Nowadays, the kind of cookery I have in mind is a regular daily activity aimed at producing vegetarian meals that are healthy, tasty, and attractive.This has become something that is relatively easy to achieve, though it wasn’t always so. Over the past twenty-five or thirty years, vegetarian cookery has been transformed, and it’s worth considering briefly some of the issues raised by this transformation.

The first vegetarian meal I remember consciously choosing to eat in a restaurant was heavy, stodgy, bloating and fairly tasteless. It put me off for about ten years. That ‘worthy food’ as it used to be commonly and fairly described represents one extreme. The new extreme that has largely replaced it in restaurants is ‘gourmet vegetarian’ cookery.  It is elegant, light, beautifully presented and has clearly learned much from nouvelle cuisine and TV celebrity chefs. Whether vegetarian or non-vegetarian, gourmet cookery is admired not simply for the quality of the food itself, but for its colour, presentation and, not infrequently, the extraordinary number of ingredients used. These are dishes for special occasions, meals to learn from as well as enjoy, but they are not for tonight’s supper or tomorrow’s  lunch.
 
There is nothing intrinsically wrong with any of this. Far from it. Vegetarian gourmet cookery especially has introduced glamorous and adventurous approaches of a kind that only a few years ago would have been considered impossible, inappropriate even, for something as staid as worthy vegetarianism. That’s all to the good.

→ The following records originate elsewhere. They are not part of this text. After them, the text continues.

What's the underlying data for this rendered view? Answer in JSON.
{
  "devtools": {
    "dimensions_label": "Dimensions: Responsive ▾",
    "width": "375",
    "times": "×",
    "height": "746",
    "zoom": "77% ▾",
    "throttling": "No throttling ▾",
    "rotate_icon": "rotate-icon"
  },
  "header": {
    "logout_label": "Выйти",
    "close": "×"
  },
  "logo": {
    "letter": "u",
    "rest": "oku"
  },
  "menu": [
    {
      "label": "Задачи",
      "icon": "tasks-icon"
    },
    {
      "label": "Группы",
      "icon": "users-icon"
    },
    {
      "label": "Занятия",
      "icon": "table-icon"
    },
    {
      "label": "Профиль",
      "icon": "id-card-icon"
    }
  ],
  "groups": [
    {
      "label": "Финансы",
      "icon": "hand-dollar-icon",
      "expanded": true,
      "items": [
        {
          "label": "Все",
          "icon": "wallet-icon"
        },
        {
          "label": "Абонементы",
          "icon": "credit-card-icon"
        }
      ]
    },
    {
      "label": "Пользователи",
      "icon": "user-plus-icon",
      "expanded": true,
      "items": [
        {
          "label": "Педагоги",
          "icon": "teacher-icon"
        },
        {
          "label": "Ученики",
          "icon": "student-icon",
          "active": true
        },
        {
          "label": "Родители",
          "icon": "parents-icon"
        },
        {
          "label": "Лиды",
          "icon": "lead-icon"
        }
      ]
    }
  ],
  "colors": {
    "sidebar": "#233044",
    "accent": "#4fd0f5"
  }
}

The trend becomes less aceptable when related to the celebrity chef programmes that are now such a regular and repetitive feature of television. I rarely watch them, partly for the obvious reason that they have little relevance to vegetarianism. But also because what I have seen has no connection with, and, as far as I’m aware, very little influence on, the daily eating and cooking habits of the vast majority of people. It almost certainly has no practical or general benefit and belongs properly with the entertainment industry.

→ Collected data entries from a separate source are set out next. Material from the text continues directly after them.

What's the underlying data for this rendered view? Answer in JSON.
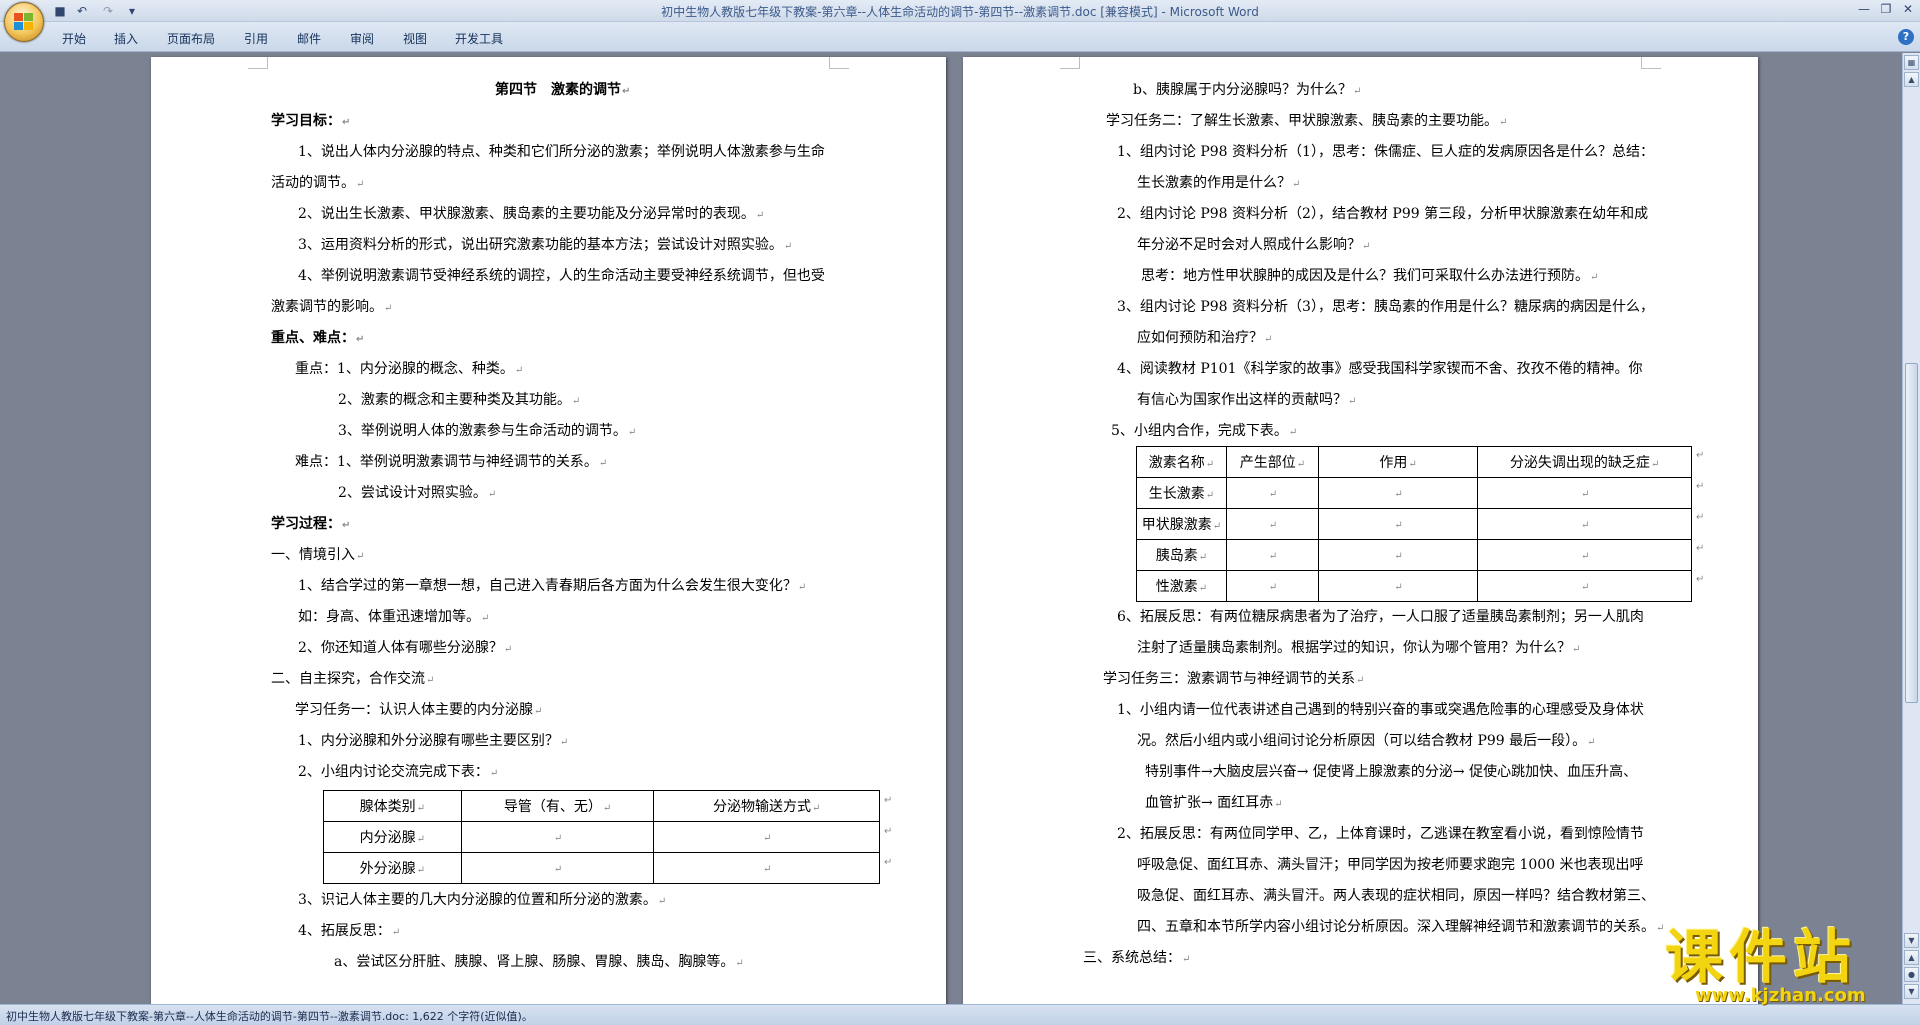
{
  "window": {
    "title": "初中生物人教版七年级下教案-第六章--人体生命活动的调节-第四节--激素调节.doc [兼容模式] - Microsoft Word"
  },
  "qat": {
    "save_icon": "save-icon",
    "undo_icon": "undo-icon",
    "redo_icon": "redo-icon",
    "customize_icon": "customize-icon"
  },
  "ribbon": {
    "tabs": [
      "开始",
      "插入",
      "页面布局",
      "引用",
      "邮件",
      "审阅",
      "视图",
      "开发工具"
    ],
    "help": "?"
  },
  "page1": {
    "title": "第四节　激素的调节",
    "goals_heading": "学习目标：",
    "goal1_a": "1、说出人体内分泌腺的特点、种类和它们所分泌的激素；举例说明人体激素参与生命",
    "goal1_b": "活动的调节。",
    "goal2": "2、说出生长激素、甲状腺激素、胰岛素的主要功能及分泌异常时的表现。",
    "goal3": "3、运用资料分析的形式，说出研究激素功能的基本方法；尝试设计对照实验。",
    "goal4_a": "4、举例说明激素调节受神经系统的调控，人的生命活动主要受神经系统调节，但也受",
    "goal4_b": "激素调节的影响。",
    "key_heading": "重点、难点：",
    "key1": "重点：1、内分泌腺的概念、种类。",
    "key2": "2、激素的概念和主要种类及其功能。",
    "key3": "3、举例说明人体的激素参与生命活动的调节。",
    "diff1": "难点：1、举例说明激素调节与神经调节的关系。",
    "diff2": "2、尝试设计对照实验。",
    "process_heading": "学习过程：",
    "sec1": "一、情境引入",
    "q1": "1、结合学过的第一章想一想，自己进入青春期后各方面为什么会发生很大变化？",
    "q1_ex": "如：身高、体重迅速增加等。",
    "q2": "2、你还知道人体有哪些分泌腺？",
    "sec2": "二、自主探究，合作交流",
    "task1": "学习任务一：认识人体主要的内分泌腺",
    "t1q1": "1、内分泌腺和外分泌腺有哪些主要区别？",
    "t1q2": "2、小组内讨论交流完成下表：",
    "table1": {
      "headers": [
        "腺体类别",
        "导管（有、无）",
        "分泌物输送方式"
      ],
      "rows": [
        [
          "内分泌腺",
          "",
          ""
        ],
        [
          "外分泌腺",
          "",
          ""
        ]
      ]
    },
    "t1q3": "3、识记人体主要的几大内分泌腺的位置和所分泌的激素。",
    "t1q4": "4、拓展反思：",
    "t1q4a": "a、尝试区分肝脏、胰腺、肾上腺、肠腺、胃腺、胰岛、胸腺等。"
  },
  "page2": {
    "b_line": "b、胰腺属于内分泌腺吗？为什么？",
    "task2": "学习任务二：了解生长激素、甲状腺激素、胰岛素的主要功能。",
    "t2q1_a": "1、组内讨论 P98 资料分析（1），思考：侏儒症、巨人症的发病原因各是什么？总结：",
    "t2q1_b": "生长激素的作用是什么？",
    "t2q2_a": "2、组内讨论 P98 资料分析（2），结合教材 P99 第三段，分析甲状腺激素在幼年和成",
    "t2q2_b": "年分泌不足时会对人照成什么影响？",
    "t2q2_c": "思考：地方性甲状腺肿的成因及是什么？我们可采取什么办法进行预防。",
    "t2q3_a": "3、组内讨论 P98 资料分析（3），思考：胰岛素的作用是什么？糖尿病的病因是什么，",
    "t2q3_b": "应如何预防和治疗？",
    "t2q4_a": "4、阅读教材 P101《科学家的故事》感受我国科学家锲而不舍、孜孜不倦的精神。你",
    "t2q4_b": "有信心为国家作出这样的贡献吗？",
    "t2q5": "5、小组内合作，完成下表。",
    "table2": {
      "headers": [
        "激素名称",
        "产生部位",
        "作用",
        "分泌失调出现的缺乏症"
      ],
      "rows": [
        [
          "生长激素",
          "",
          "",
          ""
        ],
        [
          "甲状腺激素",
          "",
          "",
          ""
        ],
        [
          "胰岛素",
          "",
          "",
          ""
        ],
        [
          "性激素",
          "",
          "",
          ""
        ]
      ]
    },
    "t2q6_a": "6、拓展反思：有两位糖尿病患者为了治疗，一人口服了适量胰岛素制剂；另一人肌肉",
    "t2q6_b": "注射了适量胰岛素制剂。根据学过的知识，你认为哪个管用？为什么？",
    "task3": "学习任务三：激素调节与神经调节的关系",
    "t3q1_a": "1、小组内请一位代表讲述自己遇到的特别兴奋的事或突遇危险事的心理感受及身体状",
    "t3q1_b": "况。然后小组内或小组间讨论分析原因（可以结合教材 P99 最后一段）。",
    "t3q1_c": "特别事件→大脑皮层兴奋→ 促使肾上腺激素的分泌→ 促使心跳加快、血压升高、",
    "t3q1_d": "血管扩张→ 面红耳赤",
    "t3q2_a": "2、拓展反思：有两位同学甲、乙，上体育课时，乙逃课在教室看小说，看到惊险情节",
    "t3q2_b": "呼吸急促、面红耳赤、满头冒汗；甲同学因为按老师要求跑完 1000 米也表现出呼",
    "t3q2_c": "吸急促、面红耳赤、满头冒汗。两人表现的症状相同，原因一样吗？结合教材第三、",
    "t3q2_d": "四、五章和本节所学内容小组讨论分析原因。深入理解神经调节和激素调节的关系。",
    "sec3": "三、系统总结："
  },
  "para_mark": "↵",
  "status": {
    "text": "初中生物人教版七年级下教案-第六章--人体生命活动的调节-第四节--激素调节.doc: 1,622 个字符(近似值)。"
  },
  "watermark": {
    "main": "课件站",
    "url": "www.kjzhan.com"
  }
}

The most significant change in vegetarian cookery in recent years is not down to celebrity chefs at all, and has nothing to do with extremes.  Inspiration has come from the books of dedicated vegetarian cooks, such as Rose Elliot, Linda McCartney, Paul Southey, Colin Spencer, Sarah Brown, Gail Duff, and Roz Denny. This list consists only of  writers whose work has been particularly helpful to me and it must in no sense be taken as exclusive. I would like to add, though, two non-vegetarians, Delia Smith and Madhur Jaffrey, for the exceptionally vegetarian-friendly approach in their books.  I also feel that Delia Smith deserves special credit for publicly dissociating herself from the cult of celebrity chefs, and insisting on two crucial distinctions.  First, between cooks and chefs, and secondly, between home-based and restaurant-based cookery, whether vegetarian or non-vegetarian,   

The collective achievement of cooks like these has been remarkable, and genuinely influential, in that they have treated vegetarian cookery as something that is both distinctly itself and possible.  No longer need it be thought of as an arcane, special, or removed preoccupation. It has become a highly desirable, perfectly feasible everyday experience. This kind of vegetarian cookery is not constantly striving to be either worthy or spectacular, though it can, in the most acceptable of ways, quite easily be both.